今さら聞けない 健康保険って、どうなってるの?
このありがたい国民皆保険は45年前の1961年にできました。当時、職場や地域には種々の健康保険がありましたが、加入者は限られカバーする医療行為も限られていました。現在も何通りかの健康保険があります(コラム参照)。
どの保険に加入しているかで保証内容や毎月の保険料に差はありますが、大まかな仕組みはほぼ同じです。
健康保険の仕組みに登場するのは、「患者(被保険者)」と「医療機関」と「保険者」の3者です(図参照●)。
まず、被保険者は、保険者に保険料を支払い、加入の証として「健康保険証」を受け取ります。
被保険者が医療機関を受診する場合、「健康保険証」を持参し、受診が終わったら、かかった医療費のうち3割(高齢者以外)を払います。自己負担分がある金額を超えた時は、保険者から還付してもらえます(後述)。
医療費とは、実際に行われた医療行為の対価を、あらかじめ定められた価格(診療報酬)に従い積み上げた金額になるのが一般的です。これを出来高払いと言います。出来高払いには、先ほども説明したように医療行為が不足することのないよう担保する働きがあります。

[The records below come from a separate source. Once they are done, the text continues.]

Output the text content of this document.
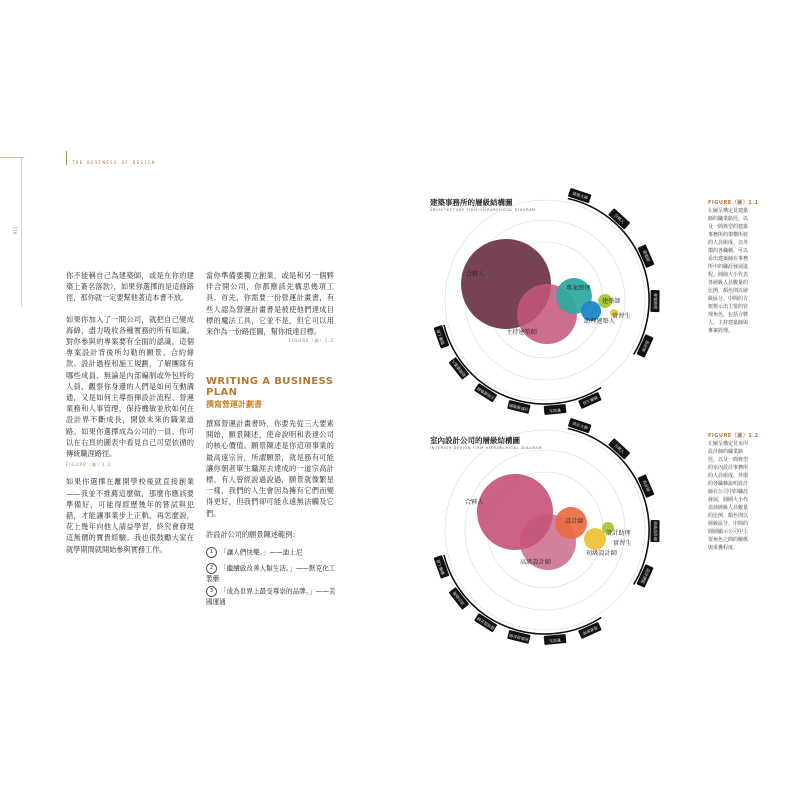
116
THE BUSINESS OF DESIGN

你不能稱自己為建築師，或是在你的建築上簽名落款），如果你選擇的是這條路徑，那你就一定要幫他著這本書不放。

如果你加入了一間公司，就把自己變成海綿，盡力吸收各種實務的所有知識。對你參與的專案要有全面的認識，這個專案設計背後所勾勒的願景、合約條款、設計過程和施工規劃，了解團隊有哪些成員、無論是內部編制或外包特約人員，觀察你身邊的人們是如何互動溝通，又是如何主導指揮設計流程、營運業務和人事管理，保持機敏並欣如何在設計界不斷成長，開啟未來的職業道路。如果你選擇成為公司的一員，你可以在右頁的圖表中看見自己可望依循的傳統職涯路徑。

FIGURE（圖）1.2

如果你選擇在離開學校後就直接創業——我並不推薦這麼做，那麼你應該要準備好，可能得經歷幾年的嘗試與犯錯，才能讓事業步上正軌。再怎麼說，花上幾年向他人請益學習，終究會發現這無價的寶貴經驗。我也很鼓勵大家在就學期間就開始參與實務工作。

當你準備要獨立創業，或是和另一個夥伴合開公司，你都應該先構思幾項工具。首先，你需要一份營運計畫書，有些人認為營運計畫書是被使他們達成目標的魔法工具，它並不是，但它可以用來作為一份路徑圖，幫你抵達目標。

FIGURE（圖）1.2
WRITING A BUSINESS
PLAN
撰寫營運計劃書

撰寫營運計畫書時，你要先從三大要素開始，願景陳述，使命說明和表達公司的核心價值。願景陳述是你這項事業的最高遠宗旨，所謂願景，就是務有可能讓你朝者單生職涯去達成的一道宗高計標。有人曾經說過說過，願景就像繁星一樣，我們的人生會因為擁有它們而變得更好，但我們卻可能永遠無法觸及它們。

許設計公司的願景陳述範例：

1 「讓人們快樂。」——迪士尼
2 「繼續啟改善人類生活。」——默克化工製藥
3 「成為世界上最受尊崇的品牌。」——美國運通
建築事務所的層級結構圖
ARCHITECTURE FIRM HIERARCHICAL DIAGRAM
FIGURE（圖）1.1
左圖呈構定見建築師的職業路徑，以及一間典型的建築事務所的架構所雇的人員組成。以外環的各職稱，可以看出建築師在事務所中的職涯發展進程。圓圈大小代表各層級人員數量的比例，顏色則以層級區分。中間的方框標示出主要的管理角色，包括合夥人、主持建築師與專案經理。
室內設計公司的層級結構圖
INTERIOR DESIGN FIRM HIERARCHICAL DIAGRAM
FIGURE（圖）1.2
左圖呈構定見室內設計師的職業路徑，以及一間典型的室內設計事務所的人員組成。外環的各職稱說明設計師在公司中的職涯發展，圓圈大小代表該層級人員數量的比例，顏色則以層級區分。中間的圓圈顯示公司中主要角色之間的關係與重疊程度。
建築大師
合夥人
建築師
專案經理
設計師
繪圖人員
實習生
合夥建築師
主持建築師
助理建築人
製圖人員
合夥人
主持建築師
專案經理
建築師
助理建築人
實習生
設計大師
合夥人
設計師
高級設計師
設計總監
專案經理
實習生
初級設計師
資深設計師
設計助理
繪圖人員
合夥人
高級設計師
設計師
設計助理
實習生
初級設計師
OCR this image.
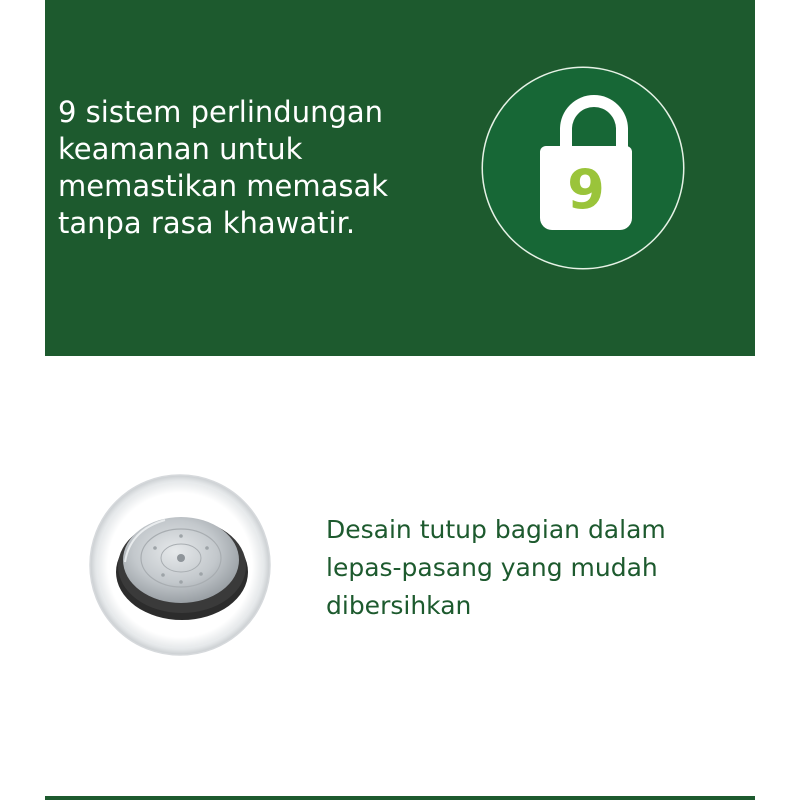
9 sistem perlindungan keamanan untuk memastikan memasak tanpa rasa khawatir.
9
Desain tutup bagian dalam lepas-pasang yang mudah dibersihkan
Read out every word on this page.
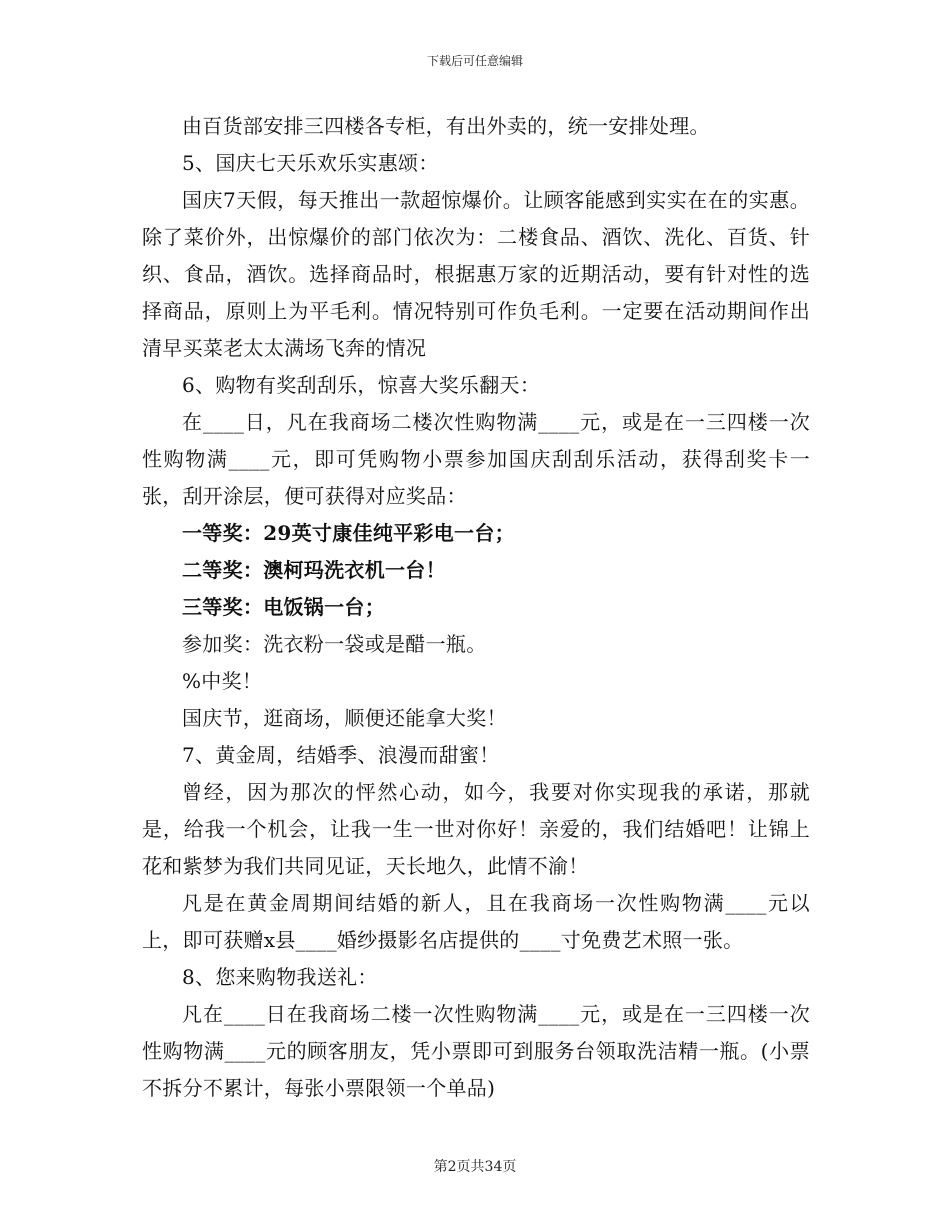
下载后可任意编辑

由百货部安排三四楼各专柜，有出外卖的，统一安排处理。

5、国庆七天乐欢乐实惠颂：

国庆7天假，每天推出一款超惊爆价。让顾客能感到实实在在的实惠。除了菜价外，出惊爆价的部门依次为：二楼食品、酒饮、洗化、百货、针织、食品，酒饮。选择商品时，根据惠万家的近期活动，要有针对性的选择商品，原则上为平毛利。情况特别可作负毛利。一定要在活动期间作出清早买菜老太太满场飞奔的情况

6、购物有奖刮刮乐，惊喜大奖乐翻天：

在____日，凡在我商场二楼次性购物满____元，或是在一三四楼一次性购物满____元，即可凭购物小票参加国庆刮刮乐活动，获得刮奖卡一张，刮开涂层，便可获得对应奖品：

一等奖：29英寸康佳纯平彩电一台；

二等奖：澳柯玛洗衣机一台！

三等奖：电饭锅一台；

参加奖：洗衣粉一袋或是醋一瓶。

%中奖！

国庆节，逛商场，顺便还能拿大奖！

7、黄金周，结婚季、浪漫而甜蜜！

曾经，因为那次的怦然心动，如今，我要对你实现我的承诺，那就是，给我一个机会，让我一生一世对你好！亲爱的，我们结婚吧！让锦上花和紫梦为我们共同见证，天长地久，此情不渝！

凡是在黄金周期间结婚的新人，且在我商场一次性购物满____元以上，即可获赠x县____婚纱摄影名店提供的____寸免费艺术照一张。

8、您来购物我送礼：

凡在____日在我商场二楼一次性购物满____元，或是在一三四楼一次性购物满____元的顾客朋友，凭小票即可到服务台领取洗洁精一瓶。(小票不拆分不累计，每张小票限领一个单品)

第2页共34页
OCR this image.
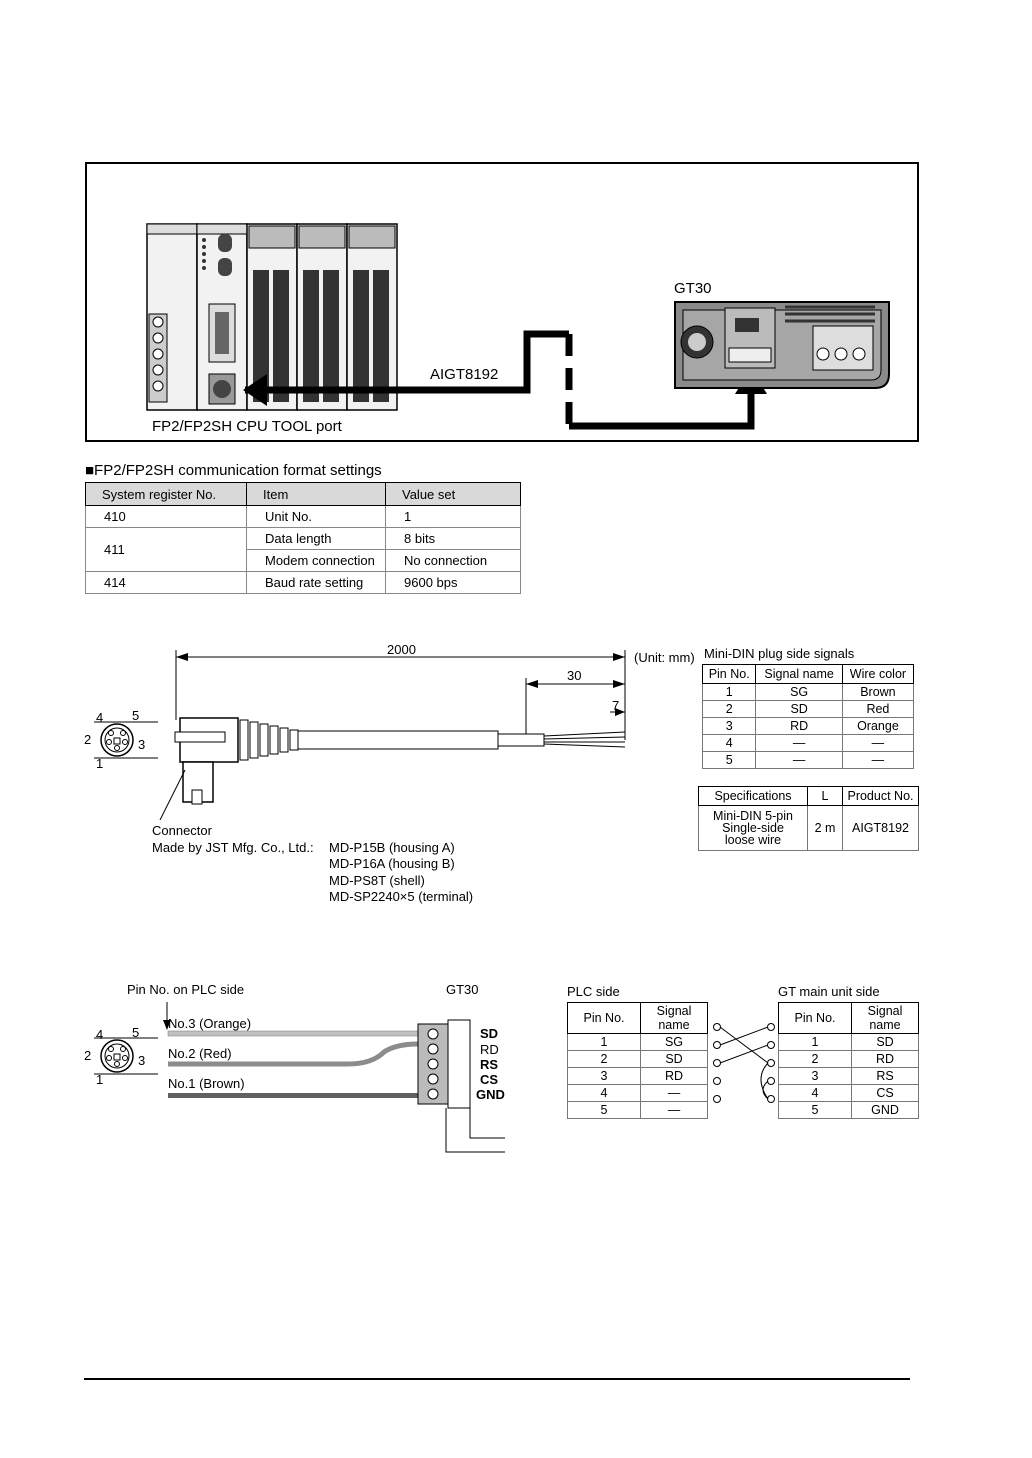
GT30
AIGT8192
FP2/FP2SH CPU TOOL port
■FP2/FP2SH communication format settings
System register No.	Item	Value set
410	Unit No.	1
411	Data length	8 bits
	Modem connection	No connection
414	Baud rate setting	9600 bps
2000
(Unit: mm)
30
7
4 5
2	3
1
Connector
Made by JST Mfg. Co., Ltd.: MD-P15B (housing A)
MD-P16A (housing B)
MD-PS8T (shell)
MD-SP2240×5 (terminal)
Mini-DIN plug side signals
Pin No.	Signal name	Wire color
1	SG	Brown
2	SD	Red
3	RD	Orange
4	—	—
5	—	—
Specifications	L	Product No.

Mini-DIN 5-pin
Single-side
loose wire	2 m	AIGT8192
Pin No. on PLC side	GT30
No.3 (Orange)
No.2 (Red)
No.1 (Brown)
4 5
2	3
1
SD
RD
RS
CS
GND
PLC side
Pin No.	Signal name
1	SG
2	SD
3	RD
4	—
5	—
GT main unit side
Pin No.	Signal name
1	SD
2	RD
3	RS
4	CS
5	GND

医療機関は一カ月分の医療費を集計し、自己負担分以外の金額を保険者に請求します。この際、誰にどんな医療がどれだけ行われたかを説明するのが診療報酬明細書(レセプト)です。
保険者はこのレセプトを審査し、特に問題がないと判断した場合には請求金額を支払います。保険の範囲を超える医療と判断した場合、支払いを拒絶します。拒絶分の費用は医療機関の持ち出しになることが多いようです。
また保険者は患者に対して「医療費通知」を送り、実際の受診と異なる部分がないか(医療機関が不正請求していないか)の確認を求めます。
ただしこれまでは、具体的にどんな医療が行われたのか患者側に知らされない場合が多く、レセプトが手書きでチェックするのに大変な手間がかかったことから、不正請求を見つけるのが困難との意見もありました。
4月からは、どんな医療行為が行われたかを記した領収書を要求できることになり、またレセプトの電子データ化も許されましたが、どちらも義務づけはされていません。
保険者がその運営と支払いに要した費用は、保険料と他の保険者との融通のしあい、国民健康保険などの雇用主負担分に相当する額の税金等で賄われます。
この仕組みは、非常にうまく機能していました。しかし近年、制度のあり方を巡って議論が繰り返されているのは、皆さんもご存じでしょう。改革を迫る外的要因が、いろいろ出てきているのです。
健康保険にも、いろいろあります 日本の場合、歴史的にみると医療や健康保険は、サラリーマンに対して、その雇用主が福利厚生サービスとして提供し始めたものです。現在でも、企業や公務員組合の共済が運営主体となっている病院が多いのは、その名残です。米国は現在もその流れが続いていて、自動車最大手のゼネラル・モーターズ(GM)が医療費負担が大きすぎて経営不振に陥ったことをご存じの方も多いことでしょう。 サラリーマンの健康保険(社保)は以下の仕組みになります。企業単体もしくは業界内で収入と支出のバランスを取れる場合は、それぞれ独自に健康保険組合を作ることができます。しかし最近は、負担に耐えかねて解散する健保組合が増えています。 健保組合が解散した場合や、単体では規模が小さすぎる企業のサラリーマンの場合、政府管掌健康保険というものに入ります。保険者は年金でおなじみの社会保険庁です。公務員は勤め先の共済組合が保険者となります。 いずれにも該当しないような自営業者や無職の人、退職した人が加入するのが国民健康保険(国保)で、この保険者は市町村です。61年に国民皆保険制になったと表現されるのは、国保が全国にでき、保険に加入していない人がいなくなったということです。健保組合の多くは、それ以前から存在していました。